Fue un gol que era una certeza. El Madrid había ganado la Champions. Los atléticos bajaron la guardia y asaltaron sin medida el área de Casillas recibiendo una bofetada tras otra. El Madrid fue impío, como debe ser, y golpeó con brutalidad la portería rojiblanca. Un gol magnífico de Marcelo, al que Di María hizo de chambelán guiándolo hasta el interior del área, y una jugada final de Cristiano, al que derribaron haciéndole un penalty que nos devolvió el Ronaldo más arrabalero en la celebración.

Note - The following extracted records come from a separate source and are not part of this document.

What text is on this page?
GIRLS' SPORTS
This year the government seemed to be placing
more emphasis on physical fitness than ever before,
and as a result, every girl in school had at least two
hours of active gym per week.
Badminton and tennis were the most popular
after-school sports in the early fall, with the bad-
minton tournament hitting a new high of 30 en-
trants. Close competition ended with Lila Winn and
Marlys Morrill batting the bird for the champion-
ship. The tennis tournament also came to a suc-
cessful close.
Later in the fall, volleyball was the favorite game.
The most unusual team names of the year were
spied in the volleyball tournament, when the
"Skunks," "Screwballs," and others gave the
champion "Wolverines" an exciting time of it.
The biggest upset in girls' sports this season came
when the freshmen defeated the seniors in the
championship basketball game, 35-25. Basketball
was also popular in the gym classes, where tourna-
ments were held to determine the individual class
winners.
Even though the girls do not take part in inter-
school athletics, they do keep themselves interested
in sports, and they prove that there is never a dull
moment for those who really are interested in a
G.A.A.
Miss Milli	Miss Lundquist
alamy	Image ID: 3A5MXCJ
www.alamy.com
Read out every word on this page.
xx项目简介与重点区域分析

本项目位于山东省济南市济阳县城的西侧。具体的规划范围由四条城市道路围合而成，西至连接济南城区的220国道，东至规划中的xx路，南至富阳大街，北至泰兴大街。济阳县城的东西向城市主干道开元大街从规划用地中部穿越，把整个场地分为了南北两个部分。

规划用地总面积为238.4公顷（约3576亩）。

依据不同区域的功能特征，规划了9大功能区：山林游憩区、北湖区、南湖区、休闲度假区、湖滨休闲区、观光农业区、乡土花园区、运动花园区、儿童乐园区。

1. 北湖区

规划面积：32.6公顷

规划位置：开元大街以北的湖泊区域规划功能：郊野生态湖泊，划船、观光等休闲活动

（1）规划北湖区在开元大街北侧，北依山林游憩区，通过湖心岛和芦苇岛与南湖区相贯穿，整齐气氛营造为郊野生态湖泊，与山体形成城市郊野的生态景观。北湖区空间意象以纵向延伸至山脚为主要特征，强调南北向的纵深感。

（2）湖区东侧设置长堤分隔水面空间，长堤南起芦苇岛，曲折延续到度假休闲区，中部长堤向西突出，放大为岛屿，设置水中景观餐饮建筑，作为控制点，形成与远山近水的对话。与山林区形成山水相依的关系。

Músculos y bisutería, porque su partido no fue el mejor posible, y esos eran los minutos flácidos para el disfrute de los blancos y la pena de los atléticos.

El Madrid ya tiene su décima copa y el mundo vestirá de blanco durante una semana. Florentino elevó sus brazos al cielo y con razón, porque el equipo es suyo, casi de autor, y esta victoria lo pone en el sitio de los grandes. Los atléticos salieron al frío lisboeta apenados pero sin un peso dentro. Había pasado lo que todos esperaban y de la manera más dramática posible. Como a ellos les gusta. De alguna forma, todos felices.

Estas alegrías que te da el fútbol no te las regala ni la guerra, chico. Qué cosas.